共同購入した場合の不動産持分割合の決め方

不動産持分の割合は、共同購入した場合と相続した場合で決め方が異なりますが、共同購入で不動産を取得した場合は購入時の負担金額に応じて持分を決めるのが一般的です。
つまり、購入時の不動産持分割合は、購入時に負担した金額を不動産の購入代金で割ることで計算することができます。
例えば、3,000万円の物件を夫婦2人で共同購入するケースにおいて、夫が2,000万円を、妻が1,000万円を負担した場合の不動産持分は夫が2/3、妻が1/3となります。

なお、不動産の購入代金には、土地や建物の購入代金・建築費・解体費・測量費・整地費・設計費・下水道工事費・リフォーム費・仲介手数料・登記手数料・不動産取得税・住宅ローンの保証事務手数料などが含まれます。
一方で、ローン金利・ローン保証料・火災保険料・地震保険料・引っ越し費用・家具家電の購入費などは、不動産購入時に発生する費用ですが、不動産持分の計算に使われる購入代金には含まれないので注意が必要です。

相続した場合の不動産持分割合の決め方

不動産を相続して共同名義で保有することになった場合の不動産持分の割合は、遺産分割協議で相続人全員の同意が得られれば自由に設定することが可能です。
しかし、遺産分割協議で話がまとまらなかった場合は遺言書の内容に従います。
さらに、遺言書が残されていなかった場合の不動産持分の割合は法定相続分によって決まります。

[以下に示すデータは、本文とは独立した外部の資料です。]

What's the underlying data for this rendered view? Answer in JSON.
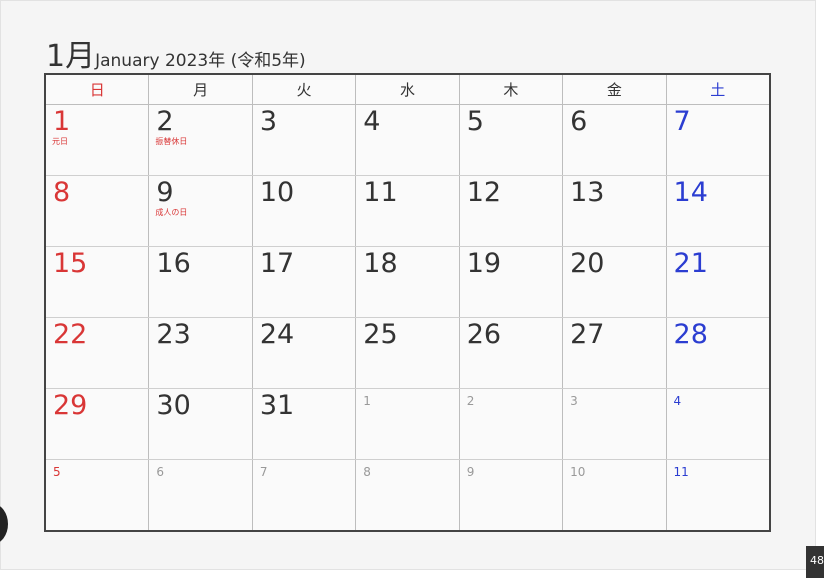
{
  "title": {
    "month": "1月",
    "subtitle": "January 2023年 (令和5年)"
  },
  "weekdays": [
    "日",
    "月",
    "火",
    "水",
    "木",
    "金",
    "土"
  ],
  "weeks": [
    [
      {
        "d": "1",
        "h": "元日"
      },
      {
        "d": "2",
        "h": "振替休日"
      },
      {
        "d": "3",
        "h": ""
      },
      {
        "d": "4",
        "h": ""
      },
      {
        "d": "5",
        "h": ""
      },
      {
        "d": "6",
        "h": ""
      },
      {
        "d": "7",
        "h": ""
      }
    ],
    [
      {
        "d": "8",
        "h": ""
      },
      {
        "d": "9",
        "h": "成人の日"
      },
      {
        "d": "10",
        "h": ""
      },
      {
        "d": "11",
        "h": ""
      },
      {
        "d": "12",
        "h": ""
      },
      {
        "d": "13",
        "h": ""
      },
      {
        "d": "14",
        "h": ""
      }
    ],
    [
      {
        "d": "15",
        "h": ""
      },
      {
        "d": "16",
        "h": ""
      },
      {
        "d": "17",
        "h": ""
      },
      {
        "d": "18",
        "h": ""
      },
      {
        "d": "19",
        "h": ""
      },
      {
        "d": "20",
        "h": ""
      },
      {
        "d": "21",
        "h": ""
      }
    ],
    [
      {
        "d": "22",
        "h": ""
      },
      {
        "d": "23",
        "h": ""
      },
      {
        "d": "24",
        "h": ""
      },
      {
        "d": "25",
        "h": ""
      },
      {
        "d": "26",
        "h": ""
      },
      {
        "d": "27",
        "h": ""
      },
      {
        "d": "28",
        "h": ""
      }
    ],
    [
      {
        "d": "29",
        "h": ""
      },
      {
        "d": "30",
        "h": ""
      },
      {
        "d": "31",
        "h": ""
      },
      {
        "d": "1",
        "h": "",
        "o": true
      },
      {
        "d": "2",
        "h": "",
        "o": true
      },
      {
        "d": "3",
        "h": "",
        "o": true
      },
      {
        "d": "4",
        "h": "",
        "o": true
      }
    ],
    [
      {
        "d": "5",
        "h": "",
        "o": true
      },
      {
        "d": "6",
        "h": "",
        "o": true
      },
      {
        "d": "7",
        "h": "",
        "o": true
      },
      {
        "d": "8",
        "h": "",
        "o": true
      },
      {
        "d": "9",
        "h": "",
        "o": true
      },
      {
        "d": "10",
        "h": "",
        "o": true
      },
      {
        "d": "11",
        "h": "",
        "o": true
      }
    ]
  ],
  "corner_badge": "48",
  "colors": {
    "sunday": "#d93636",
    "saturday": "#2b3dd1",
    "text": "#333333",
    "other_month": "#999999"
  }
}
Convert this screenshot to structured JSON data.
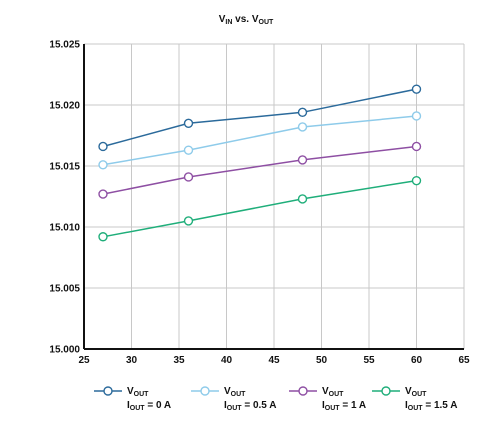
{
  "chart_data": {
    "type": "line",
    "title": {
      "main": "V",
      "main_sub": "IN",
      "mid": " vs. V",
      "mid_sub": "OUT"
    },
    "xlabel": "",
    "ylabel": "",
    "xlim": [
      25,
      65
    ],
    "ylim": [
      15.0,
      15.025
    ],
    "xticks": [
      "25",
      "30",
      "35",
      "40",
      "45",
      "50",
      "55",
      "60",
      "65"
    ],
    "yticks": [
      "15.000",
      "15.005",
      "15.010",
      "15.015",
      "15.020",
      "15.025"
    ],
    "grid": true,
    "legend_position": "bottom",
    "series": [
      {
        "label_main": "V",
        "label_main_sub": "OUT",
        "label_line2": "I",
        "label_line2_sub": "OUT",
        "label_line2_rest": " = 0 A",
        "color": "#2b6a9b",
        "points": [
          [
            27,
            15.0166
          ],
          [
            36,
            15.0185
          ],
          [
            48,
            15.0194
          ],
          [
            60,
            15.0213
          ]
        ]
      },
      {
        "label_main": "V",
        "label_main_sub": "OUT",
        "label_line2": "I",
        "label_line2_sub": "OUT",
        "label_line2_rest": " = 0.5 A",
        "color": "#8ecbea",
        "points": [
          [
            27,
            15.0151
          ],
          [
            36,
            15.0163
          ],
          [
            48,
            15.0182
          ],
          [
            60,
            15.0191
          ]
        ]
      },
      {
        "label_main": "V",
        "label_main_sub": "OUT",
        "label_line2": "I",
        "label_line2_sub": "OUT",
        "label_line2_rest": " = 1 A",
        "color": "#8e4fa3",
        "points": [
          [
            27,
            15.0127
          ],
          [
            36,
            15.0141
          ],
          [
            48,
            15.0155
          ],
          [
            60,
            15.0166
          ]
        ]
      },
      {
        "label_main": "V",
        "label_main_sub": "OUT",
        "label_line2": "I",
        "label_line2_sub": "OUT",
        "label_line2_rest": " = 1.5 A",
        "color": "#1fae7a",
        "points": [
          [
            27,
            15.0092
          ],
          [
            36,
            15.0105
          ],
          [
            48,
            15.0123
          ],
          [
            60,
            15.0138
          ]
        ]
      }
    ]
  }
}
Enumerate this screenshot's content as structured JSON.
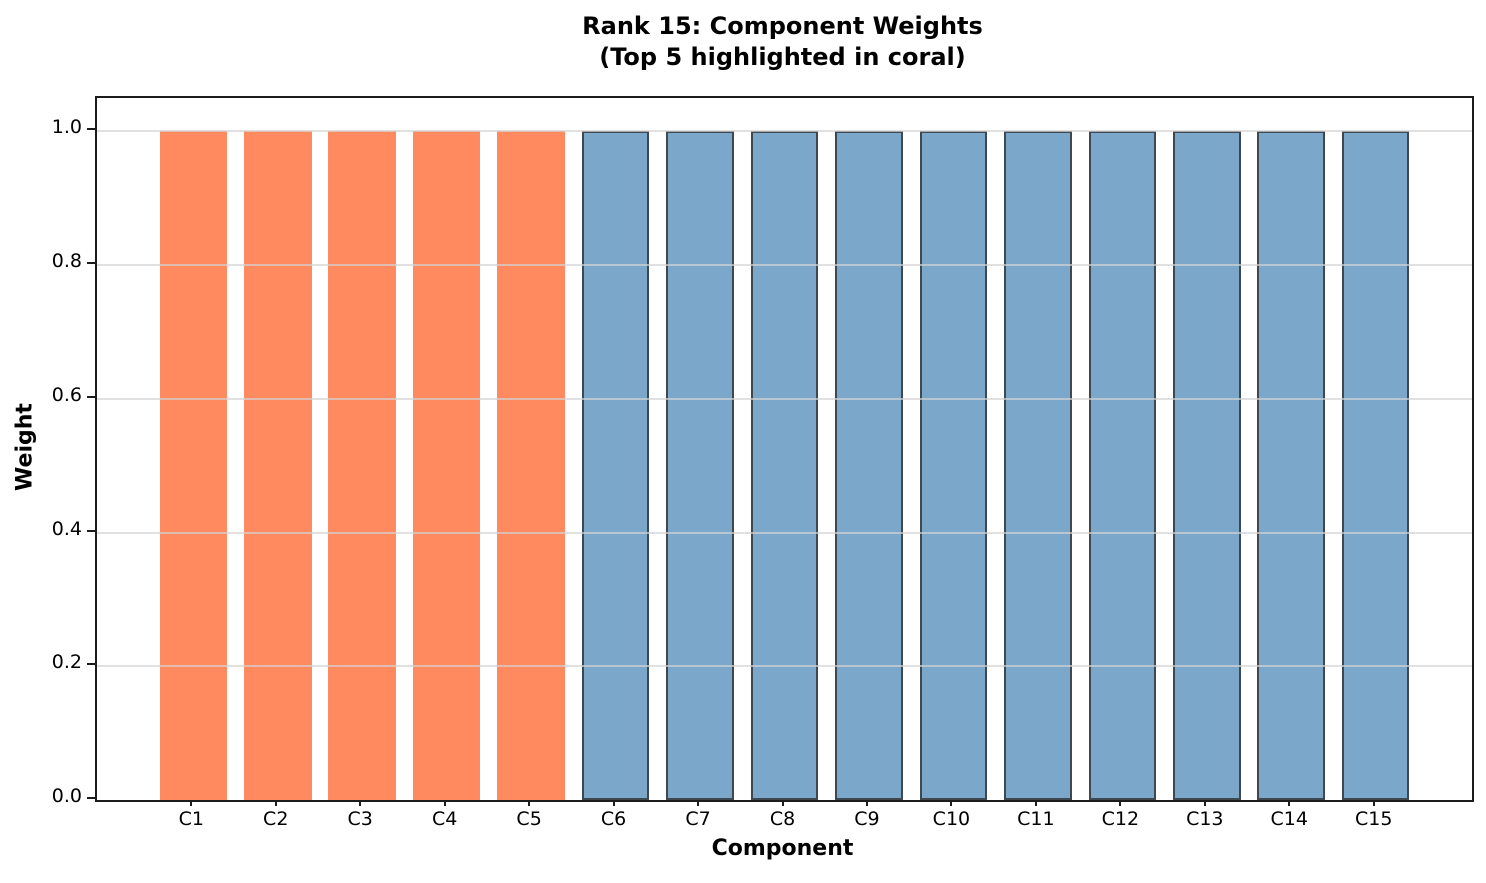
{
  "chart_data": {
    "type": "bar",
    "title": "Rank 15: Component Weights",
    "subtitle": "(Top 5 highlighted in coral)",
    "xlabel": "Component",
    "ylabel": "Weight",
    "categories": [
      "C1",
      "C2",
      "C3",
      "C4",
      "C5",
      "C6",
      "C7",
      "C8",
      "C9",
      "C10",
      "C11",
      "C12",
      "C13",
      "C14",
      "C15"
    ],
    "values": [
      1.0,
      1.0,
      1.0,
      1.0,
      1.0,
      1.0,
      1.0,
      1.0,
      1.0,
      1.0,
      1.0,
      1.0,
      1.0,
      1.0,
      1.0
    ],
    "highlight_count": 5,
    "ytick_labels": [
      "0.0",
      "0.2",
      "0.4",
      "0.6",
      "0.8",
      "1.0"
    ],
    "ytick_values": [
      0.0,
      0.2,
      0.4,
      0.6,
      0.8,
      1.0
    ],
    "ylim": [
      0,
      1.05
    ],
    "xlim": [
      -1.14,
      15.14
    ],
    "bar_width_units": 0.8,
    "grid": "horizontal, light gray, drawn over bars",
    "legend": "none",
    "colors": {
      "highlight_fill": "#FF8A5F",
      "normal_fill": "#7BA7CB",
      "normal_edge": "#40484F",
      "spine": "#1c1c1c",
      "grid": "rgba(211,211,211,0.7)",
      "text": "#000000"
    }
  }
}
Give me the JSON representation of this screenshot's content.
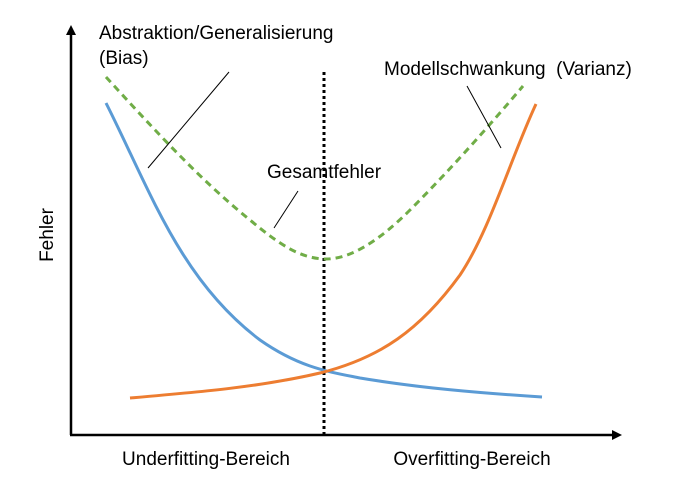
{
  "diagram": {
    "ylabel": "Fehler",
    "x_regions": [
      "Underfitting-Bereich",
      "Overfitting-Bereich"
    ],
    "bias_label_line1": "Abstraktion/Generalisierung",
    "bias_label_line2": "(Bias)",
    "variance_label": "Modellschwankung  (Varianz)",
    "total_label": "Gesamtfehler",
    "colors": {
      "bias": "#5b9bd5",
      "variance": "#ed7d31",
      "total": "#70ad47",
      "axis": "#000000"
    }
  }
}
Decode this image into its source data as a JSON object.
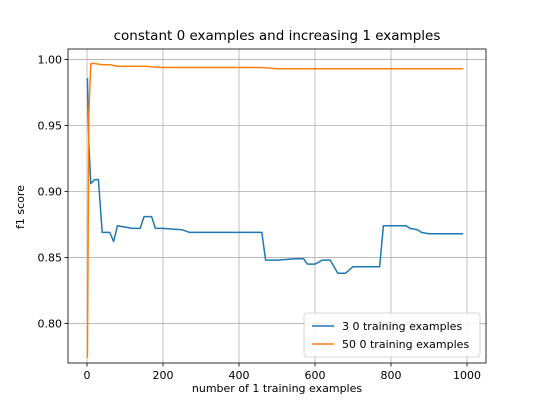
{
  "chart_data": {
    "type": "line",
    "title": "constant 0 examples and increasing 1 examples",
    "xlabel": "number of 1 training examples",
    "ylabel": "f1 score",
    "xlim": [
      -50,
      1050
    ],
    "ylim": [
      0.77,
      1.008
    ],
    "xticks": [
      0,
      200,
      400,
      600,
      800,
      1000
    ],
    "xtick_labels": [
      "0",
      "200",
      "400",
      "600",
      "800",
      "1000"
    ],
    "yticks": [
      0.8,
      0.85,
      0.9,
      0.95,
      1.0
    ],
    "ytick_labels": [
      "0.80",
      "0.85",
      "0.90",
      "0.95",
      "1.00"
    ],
    "grid": true,
    "legend_position": "lower-right",
    "series": [
      {
        "name": "3 0 training examples",
        "color": "#1f77b4",
        "x": [
          1,
          5,
          10,
          20,
          30,
          40,
          60,
          70,
          80,
          100,
          120,
          140,
          150,
          170,
          180,
          200,
          250,
          270,
          300,
          350,
          400,
          450,
          460,
          470,
          500,
          550,
          570,
          580,
          600,
          620,
          640,
          660,
          680,
          700,
          730,
          760,
          770,
          780,
          800,
          840,
          850,
          870,
          880,
          900,
          950,
          990
        ],
        "y": [
          0.986,
          0.935,
          0.906,
          0.909,
          0.909,
          0.869,
          0.869,
          0.862,
          0.874,
          0.873,
          0.872,
          0.872,
          0.881,
          0.881,
          0.872,
          0.872,
          0.871,
          0.869,
          0.869,
          0.869,
          0.869,
          0.869,
          0.869,
          0.848,
          0.848,
          0.849,
          0.849,
          0.845,
          0.845,
          0.848,
          0.848,
          0.838,
          0.838,
          0.843,
          0.843,
          0.843,
          0.843,
          0.874,
          0.874,
          0.874,
          0.872,
          0.871,
          0.869,
          0.868,
          0.868,
          0.868
        ]
      },
      {
        "name": "50 0 training examples",
        "color": "#ff7f0e",
        "x": [
          1,
          5,
          10,
          20,
          40,
          60,
          80,
          100,
          150,
          200,
          300,
          400,
          460,
          500,
          600,
          700,
          800,
          900,
          990
        ],
        "y": [
          0.774,
          0.96,
          0.997,
          0.997,
          0.996,
          0.996,
          0.995,
          0.995,
          0.995,
          0.994,
          0.994,
          0.994,
          0.994,
          0.993,
          0.993,
          0.993,
          0.993,
          0.993,
          0.993
        ]
      }
    ]
  }
}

法定相続分とは、民法で定められている遺産の分割割合の基準のことです。
法定相続分が認められるのは配偶者と血縁関係がある方のみなのですが、血縁関係がある方には子供・親・兄弟姉妹という順番で優先順位が付けられています。
そして、配偶者と最も優先順位が高い人のみが財産を受け取ることができるのですが、それぞれが受け取る財産の割合は誰が相続するのかによって異なります。
例えば、夫が亡くなって妻と子で財産を分ける場合はそれぞれが1/2の財産を受け取りますが、妻と亡くなった夫の兄弟で分ける場合は妻が3/4を兄弟が1/4を受け取ります。
遺産分割協議で話がまとまらず、遺言書もない場合は、この法定相続分に従って不動産持分を決めることになります。

まとめ

不動産持分の決め方は、共同購入で不動産を取得したのか、相続で不動産を取得したのかによって異なります。
共同購入の場合は、不動産購入で負担した金額の割合がそのまま不動産持分の割合にするのが一般的ですが、相続の場合は決め方が複雑になります。
遺産分割協議で相続人全員の同意が得られれば自由に設定できますが、話し合いがまとまらなかった場合は遺言書の内容に、遺言書が残されていなかった場合は法定相続分に従わなければなりません。